If "x.sh" has the executable bit set, we're all good: octane / # ls -l ./x.sh -rwxr-xr-x 1 root root 24 Oct 12 01:57 ./x.sh octane / # /bin/ash -c ./x.sh foo!
But if we turn off the executable bit... octane / # chmod -x ./x.sh octane / # ls -l ./x.sh -rw-r--r-- 1 root root 24 Oct 12 01:57 ./x.sh octane / # /bin/ash -c ./x.sh /bin/ash: ./x.sh: Permission denied Segmentation fault
The only backtrace I can get out of it after rebuilding uclibc-ng and busybox with debugging is this (generated via the fudged argument example):
Program received signal SIGSEGV, Segmentation fault. 0x00000000 in ?? () (gdb) bt #0 0x00000000 in ?? () #1 0x00452278 in __GI__longjmp_unwind (env=0x7ffeed58, val=1) at libpthread/nptl/sysdeps/unix/sysv/linux/jmp-unwind.c:30 #2 0x004061e4 in __libc_longjmp (env=0x7ffeed58, val=1) at libc/sysdeps/linux/common/longjmp.c:29 #3 0x0050185c in raise_exception (e=1) at shell/ash.c:448 #4 0x00501f00 in ash_vmsg_and_raise (cond=1, msg=0x60294d <bb_msg_requires_arg> "%s requires an argument", ap=0x7ffeece4) at shell/ash.c:1232 #5 0x00501f4c in ash_msg_and_raise_error (msg=0x60294d <bb_msg_requires_arg> "%s requires an argument") at shell/ash.c:1243 #6 0x0051a918 in procargs (argv=0x7ffeeff4) at shell/ash.c:13009 #7 0x0051afe4 in ash_main (argc=2, argv=0x7ffeeff4) at shell/ash.c:13158 #8 0x0047e320 in run_applet_no_and_exit (applet_no=9, argv=0x7ffeeff4) at libbb/appletlib.c:774 #9 0x0047e370 in run_applet_and_exit (name=0x7ffef130 "ash", argv=0x7ffeeff4) at libbb/appletlib.c:781 #10 0x0047e484 in main (argc=2, argv=0x7ffeeff4) at libbb/appletlib.c:838
Line #30 in jmp-unwind.c leads me to a really old uclibc bug, #3919: https://bugs.busybox.net/show_bug.cgi?id=3919
But further investigation reveals that the null_not_ptr() check introduced by the patch in that bug is already present in uclibc-ng in the patched spots, plus a few new locations. So either I've run into a new area of the code that needs a similar change, or I'm chasing the wrong rabbit down the wrong hole and the bug lies elsewhere, e.g., in busybox (hinted at by the SIGSEGV only when chmod -x on the script).

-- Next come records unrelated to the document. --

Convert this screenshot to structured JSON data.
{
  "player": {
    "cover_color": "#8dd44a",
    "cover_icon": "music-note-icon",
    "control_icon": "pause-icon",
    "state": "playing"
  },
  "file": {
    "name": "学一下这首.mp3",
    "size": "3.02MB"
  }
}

I am aware that CONFIG_UCLIBC_SUSV2_LEGACY introduces an ABI compatibility, but it appears to remainder of the chroot userland used to build the netboot operates normally. Only /bin/ash seems to have an issue.

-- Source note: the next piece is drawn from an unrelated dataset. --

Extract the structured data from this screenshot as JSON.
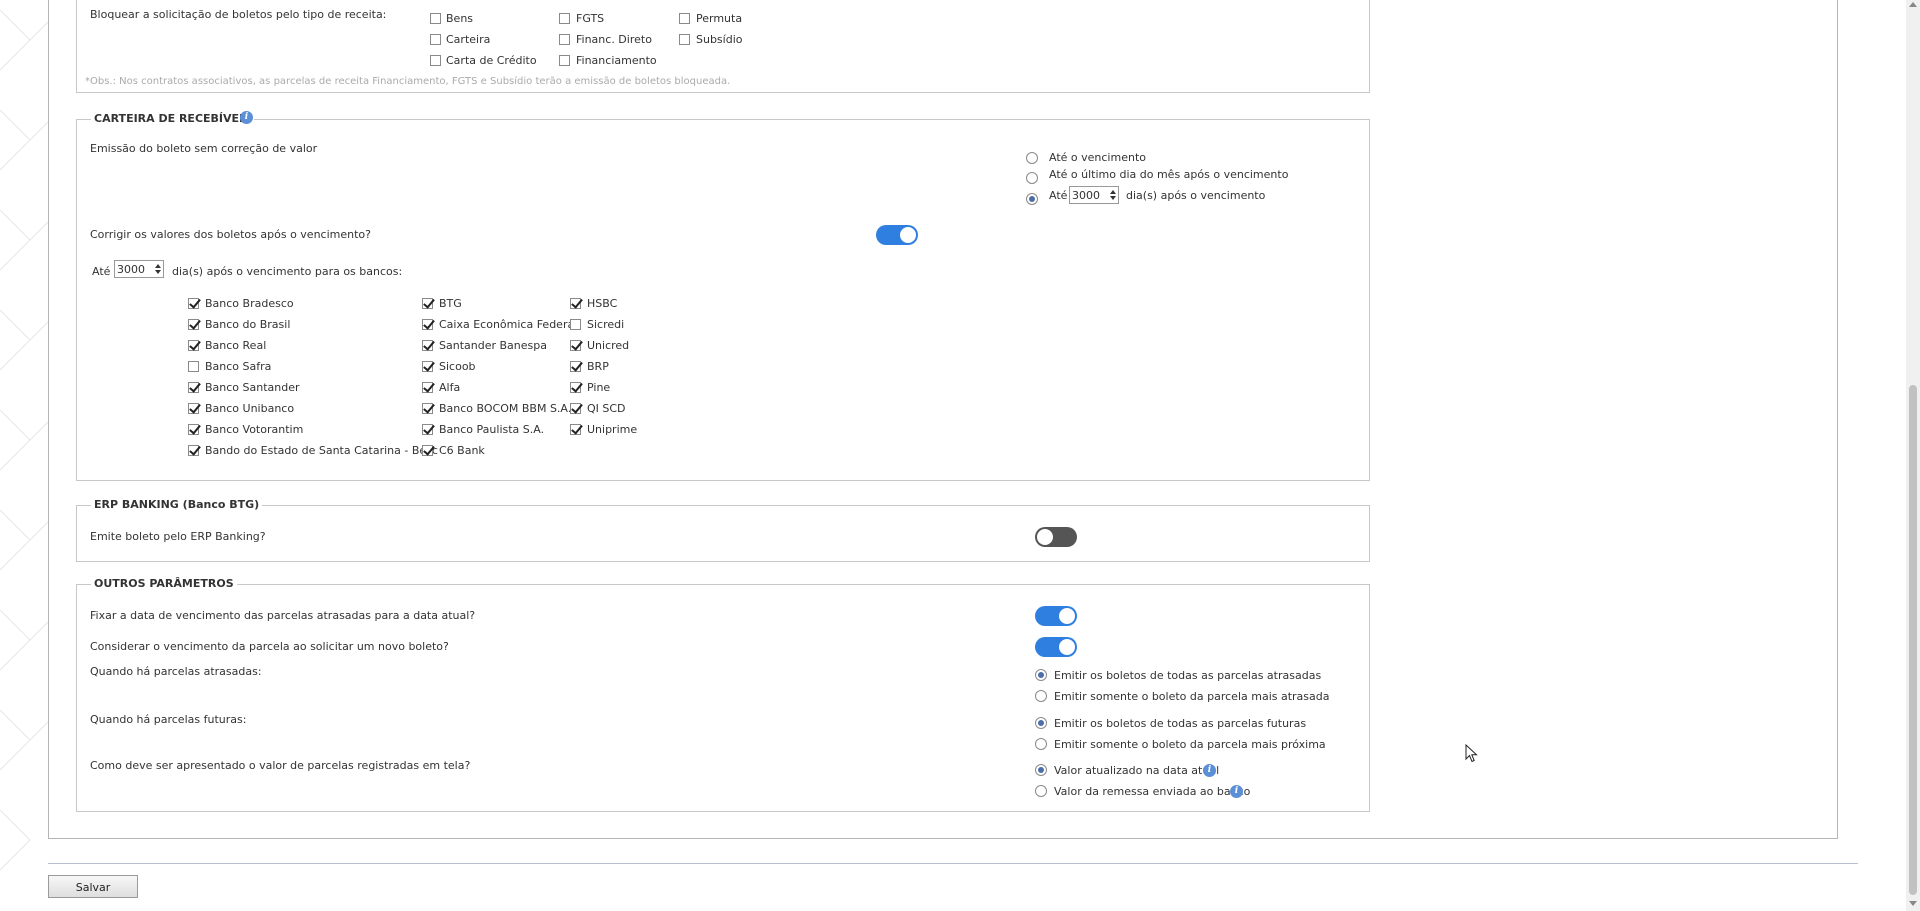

No idea if instead, I need to get xfsprogs off of using valloc (given XFS' age as a filesystem, it might need this anyways). I can pursue that avenue if needed, but I think I've stumbled onto a really obscure bug here that still may need looking into.
Anything else I can provide to help chase this down?